I saw pastors promoting “pronoun hospitality” and telling their churches to lead the way in providing care for transgenders. I witnessed ministers who bent over backwards to comply with regulations, bragging about how they loved their neighbor by getting the shot and wearing a mask. And I saw them fall all over themselves to prove they were not racist.
With the full bloom of the cultural revolution, the “winsome witness” and “faithful presence” approaches were exposed as worthless. The missional/incarnational framework may not be inherently compromised. Many of us adopted it with the sincere conviction that it was the best way to reach the lost.
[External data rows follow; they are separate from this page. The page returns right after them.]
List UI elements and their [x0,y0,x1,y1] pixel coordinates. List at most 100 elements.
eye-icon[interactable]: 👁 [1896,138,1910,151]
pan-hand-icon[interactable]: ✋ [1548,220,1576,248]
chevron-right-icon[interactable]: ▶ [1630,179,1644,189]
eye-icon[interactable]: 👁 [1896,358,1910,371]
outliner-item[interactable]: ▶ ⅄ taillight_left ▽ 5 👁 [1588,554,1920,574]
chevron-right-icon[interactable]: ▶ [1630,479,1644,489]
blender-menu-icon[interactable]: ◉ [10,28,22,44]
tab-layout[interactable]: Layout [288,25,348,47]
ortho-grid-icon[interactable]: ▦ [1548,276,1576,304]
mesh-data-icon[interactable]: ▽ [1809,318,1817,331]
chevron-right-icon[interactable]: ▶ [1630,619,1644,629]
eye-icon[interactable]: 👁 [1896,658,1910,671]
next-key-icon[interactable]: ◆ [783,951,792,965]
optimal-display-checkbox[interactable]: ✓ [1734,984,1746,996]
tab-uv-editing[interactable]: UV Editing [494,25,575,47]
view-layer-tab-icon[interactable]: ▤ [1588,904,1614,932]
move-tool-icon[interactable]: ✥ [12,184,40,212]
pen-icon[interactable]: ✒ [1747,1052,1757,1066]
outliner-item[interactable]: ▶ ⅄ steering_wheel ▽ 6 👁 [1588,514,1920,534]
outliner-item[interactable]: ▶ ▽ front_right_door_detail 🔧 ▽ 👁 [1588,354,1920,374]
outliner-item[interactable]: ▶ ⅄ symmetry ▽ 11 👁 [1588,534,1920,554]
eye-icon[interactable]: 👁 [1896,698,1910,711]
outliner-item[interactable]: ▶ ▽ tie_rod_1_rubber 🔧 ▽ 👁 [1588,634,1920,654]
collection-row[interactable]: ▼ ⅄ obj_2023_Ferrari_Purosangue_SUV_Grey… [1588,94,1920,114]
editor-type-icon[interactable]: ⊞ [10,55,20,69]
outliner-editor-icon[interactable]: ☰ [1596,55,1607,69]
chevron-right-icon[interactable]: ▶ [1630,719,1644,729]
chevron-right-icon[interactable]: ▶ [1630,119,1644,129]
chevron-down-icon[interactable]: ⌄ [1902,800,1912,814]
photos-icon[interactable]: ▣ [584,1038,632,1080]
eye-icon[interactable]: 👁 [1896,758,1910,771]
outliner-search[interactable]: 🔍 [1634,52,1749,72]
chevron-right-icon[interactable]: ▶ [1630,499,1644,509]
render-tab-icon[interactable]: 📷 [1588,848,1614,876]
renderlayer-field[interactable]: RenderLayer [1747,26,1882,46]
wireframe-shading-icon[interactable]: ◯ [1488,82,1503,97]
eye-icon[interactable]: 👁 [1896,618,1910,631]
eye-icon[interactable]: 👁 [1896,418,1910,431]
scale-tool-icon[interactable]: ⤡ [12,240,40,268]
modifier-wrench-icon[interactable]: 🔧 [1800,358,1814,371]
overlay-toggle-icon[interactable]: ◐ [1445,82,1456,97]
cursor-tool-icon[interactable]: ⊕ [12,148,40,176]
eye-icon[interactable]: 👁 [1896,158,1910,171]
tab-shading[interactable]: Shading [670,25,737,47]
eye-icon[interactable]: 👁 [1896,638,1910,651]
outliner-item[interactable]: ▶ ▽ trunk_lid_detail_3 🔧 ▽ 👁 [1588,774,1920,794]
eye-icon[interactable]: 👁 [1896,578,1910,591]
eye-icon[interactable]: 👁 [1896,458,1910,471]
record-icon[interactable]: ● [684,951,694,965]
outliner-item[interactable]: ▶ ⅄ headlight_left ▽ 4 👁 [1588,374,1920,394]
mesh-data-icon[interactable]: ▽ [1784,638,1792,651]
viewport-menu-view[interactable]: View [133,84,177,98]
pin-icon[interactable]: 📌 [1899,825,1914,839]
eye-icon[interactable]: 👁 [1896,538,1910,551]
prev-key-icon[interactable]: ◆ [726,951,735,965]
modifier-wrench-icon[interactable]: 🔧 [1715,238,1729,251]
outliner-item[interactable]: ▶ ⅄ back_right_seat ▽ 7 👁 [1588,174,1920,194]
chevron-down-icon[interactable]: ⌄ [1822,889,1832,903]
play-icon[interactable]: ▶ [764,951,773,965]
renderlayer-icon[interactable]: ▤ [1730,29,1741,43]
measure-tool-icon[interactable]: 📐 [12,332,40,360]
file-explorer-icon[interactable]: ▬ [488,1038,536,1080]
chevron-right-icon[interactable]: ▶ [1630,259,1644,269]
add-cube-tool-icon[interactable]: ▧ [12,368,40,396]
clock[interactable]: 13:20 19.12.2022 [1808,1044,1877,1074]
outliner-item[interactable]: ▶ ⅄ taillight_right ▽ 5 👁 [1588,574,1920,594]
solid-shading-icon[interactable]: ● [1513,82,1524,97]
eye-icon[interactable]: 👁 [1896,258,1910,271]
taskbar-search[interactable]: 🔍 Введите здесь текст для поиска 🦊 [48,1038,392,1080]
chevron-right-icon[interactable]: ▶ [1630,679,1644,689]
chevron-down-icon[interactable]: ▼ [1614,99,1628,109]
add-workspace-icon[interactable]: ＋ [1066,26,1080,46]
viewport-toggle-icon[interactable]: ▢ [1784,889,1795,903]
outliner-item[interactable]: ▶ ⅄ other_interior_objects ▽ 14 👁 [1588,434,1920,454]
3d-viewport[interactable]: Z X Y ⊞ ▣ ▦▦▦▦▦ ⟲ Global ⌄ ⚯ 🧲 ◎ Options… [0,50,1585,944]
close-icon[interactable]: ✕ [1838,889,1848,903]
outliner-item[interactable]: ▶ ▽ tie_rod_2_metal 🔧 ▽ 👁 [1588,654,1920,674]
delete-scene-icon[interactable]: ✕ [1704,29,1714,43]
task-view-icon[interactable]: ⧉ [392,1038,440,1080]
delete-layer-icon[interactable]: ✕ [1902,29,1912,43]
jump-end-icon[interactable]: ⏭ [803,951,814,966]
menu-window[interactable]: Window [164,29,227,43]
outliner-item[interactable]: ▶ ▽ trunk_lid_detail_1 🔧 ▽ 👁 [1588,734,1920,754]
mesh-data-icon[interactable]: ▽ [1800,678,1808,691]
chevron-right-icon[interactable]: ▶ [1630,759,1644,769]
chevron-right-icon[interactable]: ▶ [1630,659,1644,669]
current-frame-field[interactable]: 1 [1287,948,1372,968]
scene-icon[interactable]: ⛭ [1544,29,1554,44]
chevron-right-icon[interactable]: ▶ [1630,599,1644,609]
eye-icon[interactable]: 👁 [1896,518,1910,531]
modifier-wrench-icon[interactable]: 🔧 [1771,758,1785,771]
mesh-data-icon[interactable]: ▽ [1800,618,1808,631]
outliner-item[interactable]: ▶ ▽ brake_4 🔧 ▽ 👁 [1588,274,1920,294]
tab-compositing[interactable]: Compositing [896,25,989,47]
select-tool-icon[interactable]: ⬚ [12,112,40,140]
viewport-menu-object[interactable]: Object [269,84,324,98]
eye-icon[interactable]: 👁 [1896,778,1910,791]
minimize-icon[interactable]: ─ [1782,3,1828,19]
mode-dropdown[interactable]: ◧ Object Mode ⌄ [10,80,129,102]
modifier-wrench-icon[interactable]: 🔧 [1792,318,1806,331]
Yet over time, it cultivated a fear of offense and a tacit rule: don’t poke the cultural bear. In practice, it often traded clarity for nuance and conviction for credibility.
And there stood Pastor MacArthur unflinching in the face of madness. A lone voice, it seemed. Unbothered by the critics. Courageous in the arena. While other ministers and ministries critiqued him for remaining open, he didn’t seem to care. He just openly defied the government. Notwithstanding any eschatological emphases which could have ameliorated his godly instincts, he stood tall and pushed back. Other churches shut down their worship and even marched with BLM, but not Pastor MacArthur. Here was a man confident in the Lord, who loved his neighbor enough to stand for the truth, willing to defend his God-given freedoms, fought for by his forefathers from the Bible.
I was somewhat shocked. This was the man I had so readily dismissed in my youth as out of touch and stodgy. The man preaching in a suit, not skinny jeans. The man boldly preaching without trying to gain an audience with the world. A man who seemed the antithesis to what I had been taught ministry should look like.
And so I repented. I repented of my arrogance and of my own compromised approach. I repented of the theology of niceness masquerading as wisdom, or that having a faithful presence meant that I should turn down the volume on God’s Word.
May we all be uncool and not nice when the cultural arsonists rear their ugly heads. In a world at war with God, let us be called fools for Christ. Let us offend those who offend God so that they may come to salvation.
The church doesn’t need more cool pastors. It needs men who are willing to be hated for the truth. We need men like Pastor John MacArthur. Pastors who are willing to offend. The battles Pastor MacArthur faced were unique to his time and his generation. What is coming will require a new approach, but I hope for all of our sakes it looks old.
We don’t need novel strategies when it comes to ministry. We just need to get back to the basics. We need to get back to the Bible. Defending truth in the public square is loving your neighbor. Warning against lies that destroy souls is gospel work. The idea that cultural confrontation and gospel proclamation are mutually exclusive is itself a modern invention.
Pastors should model the courage of Pastor MacArthur today. We need men who are trained in how to resist the mob and stand for the truth. We need ministers who champion God’s Word and reject any attempt to tone down our message.
This isn’t about recovering a golden age but building for the next one. This isn’t reactionary nostalgia. It’s about facing this age faithfully. We need to assess the field of battle with a sober mind and aim to finish the race well.
This age won’t be won with relevance. It will be won with righteousness. We will not tame the barbarians at the gate with cleverness. The moment demands courage, and thank God for the model of courage that we had in Pastor MacArthur.